The Secret Life of Bees
Film going is a bit like eating. If you read the menu, know what you're eating, and choose what you're eating, chances are you'll be happy.
Some films will give you quite a shock. "Saw V" with its violence and horror is like a habanero pepper or a warhead candy. Pop it in your mouth and you'll recoil. Some people can appreciate that experience.
"The Secret Life of Bees" is like the food central to the film: honey. It's gooey, sweet, and thick with sentimentalism. Know that, except it, and embrace that aspect of the film and you're in for quite a tasty treat.
Based on the bestselling novel by Sue Monk Kidd, "Bees" takes place in 1964 South Carolina and features Lily Owens (Dakota Fanning,) a girl raised by her abusive father T. Ray (Paul Bettany) and black housekeeper Rosaleen (Jennifer Hudson.) Lily never knew her mother Deborah (Hilarie Burton) and her history and death are surrounded in mystery and the lies of her father.
The combination of Rosaleen's assault at the hands of a group of white men and another act of her father's abuse prompts Lily to run away. The two, almost reminiscent of Mark Twain's Huckleberry Finn and the escaped slave Jim, flee across South Carolina.
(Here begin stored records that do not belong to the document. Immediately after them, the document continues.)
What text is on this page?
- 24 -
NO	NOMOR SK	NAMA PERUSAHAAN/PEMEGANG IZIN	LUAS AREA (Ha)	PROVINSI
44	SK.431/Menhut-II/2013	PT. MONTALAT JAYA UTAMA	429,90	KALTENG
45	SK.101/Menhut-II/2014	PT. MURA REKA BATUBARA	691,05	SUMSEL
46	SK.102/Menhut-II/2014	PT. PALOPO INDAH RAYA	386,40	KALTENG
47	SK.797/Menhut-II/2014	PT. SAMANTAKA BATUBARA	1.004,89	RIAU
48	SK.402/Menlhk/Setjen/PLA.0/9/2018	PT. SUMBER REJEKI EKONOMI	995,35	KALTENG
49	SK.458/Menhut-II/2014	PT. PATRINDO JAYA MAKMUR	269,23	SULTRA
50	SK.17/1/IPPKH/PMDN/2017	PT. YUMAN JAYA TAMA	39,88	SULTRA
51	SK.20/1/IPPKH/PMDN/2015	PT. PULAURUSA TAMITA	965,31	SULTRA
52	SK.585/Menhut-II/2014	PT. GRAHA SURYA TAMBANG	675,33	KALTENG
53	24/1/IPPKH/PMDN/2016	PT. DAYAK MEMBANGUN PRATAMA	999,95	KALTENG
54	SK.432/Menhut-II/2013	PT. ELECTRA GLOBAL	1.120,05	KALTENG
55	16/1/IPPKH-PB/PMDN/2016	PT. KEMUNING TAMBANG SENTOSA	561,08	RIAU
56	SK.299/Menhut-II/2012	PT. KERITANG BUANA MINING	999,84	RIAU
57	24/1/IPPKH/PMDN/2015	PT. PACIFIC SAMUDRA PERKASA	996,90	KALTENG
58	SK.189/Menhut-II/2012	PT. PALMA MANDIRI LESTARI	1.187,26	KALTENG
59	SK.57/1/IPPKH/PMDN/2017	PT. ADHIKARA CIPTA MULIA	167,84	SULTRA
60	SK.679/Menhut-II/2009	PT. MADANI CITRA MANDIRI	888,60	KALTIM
Lily is in search of information about her mother and has only a few clues, one of which is a picture of a black Madonna.
When, during their travels, the two wanderers see the picture on a jar of honey they are informed that the product is produced by the trio of Boatwright sisters. Armed with directions to the pink Boatwright home Lily and Rosaleen pay a visit and request shelter in exchange for work. The three sisters August (Queen Latifah,) May (Sophie Okonedo,) and June (Alicia Keys) welcome Lily and Rosaleen.
Upon arriving Lily and Rosaleen are amazed by the Boatwright home. The family's successful honey business has granted them independence and financial security. August runs the business and acts as head of the household. June is a music teacher and can often be heard playing her cello. Together they and their friends work to comfort and tend to the emotionally unstable May. Aside from the strength of their family they find comfort in the church services they hold in their home in which they embrace a mythology of a black Madonna that stands in the middle of the room as a life-size wooden statue.
This family, along with its two new adopted members, will rely on one another as they struggle with several challenges and tragedies.
The film certainly has an almost Hallmark, made-for-TV quality to it - and not so much in its production values or the quality of its actors but rather in the style of many of its dramatic moments. Some of the sequences with Fanning in which she breaks down and starts crying just do not have the emotional weight the filmmakers no doubt wished they had. That's not to say the film doesn't manage to squeeze out a few tears, though, it just doesn't earn them like it should. It tugs at our emotions more through the mere fact of the situations instead of the strength of the storytelling.
The film is more a fable than a drama. It has its very clear conventions and predictable structure and chooses more of a sentimental reality than a dramatic reality. The characters aren't really people due to their one-dimensionality. T. Ray, the villain of the story, has the opportunity for depth and humanity, but instead he's just made into a stereotypical abusive father. Similarly we've had protagonists like Lily many times before - the smart semi-orphan who's seeking to understand her history. We've had supporting characters like Rosaleen before who don't get the opportunity to develop into people beyond their relationship with the protagonist. The type of aggressive, somewhat conflicted character of June is as familiar as the benevolent, all but perfect August. And because these characters are so recognizable as stock figures, I interact with them more as artificial constructions instead of actual people. It's not drama, it's gooey, emotional sentimentalism.
That laid out on the table, though, I still really loved the film. It's still a wonderful experience to sit in the Boatwright household and to just immerse oneself in this world of honey, family, the black Madonna, and this moment in history in which a people overcame racism. The performances - particularly of Latifah, Okonedo, and some of the supporting characters - are very enjoyable. (Fanning is the exception. I have yet to join the bandwagon that sees her as the next Jodie Foster.)
I tolerate the film's sentimentalism for the same reason I tolerate the formulaic plot of many comedies and the unrealism of many action films. A familiar frame is acceptable as long as the film has enough interesting, successful elements to produce an enjoyable experience. And "The Secret Life of Bees" does. I only wish it had decided to bring out those elements more, specifically the black Madonna and bee material.
One might not want to make honey the staple of one's diet but once in awhile it's certainly a wonderful treat and I look forward to spending more time with the Boatwright sisters with repeat viewings.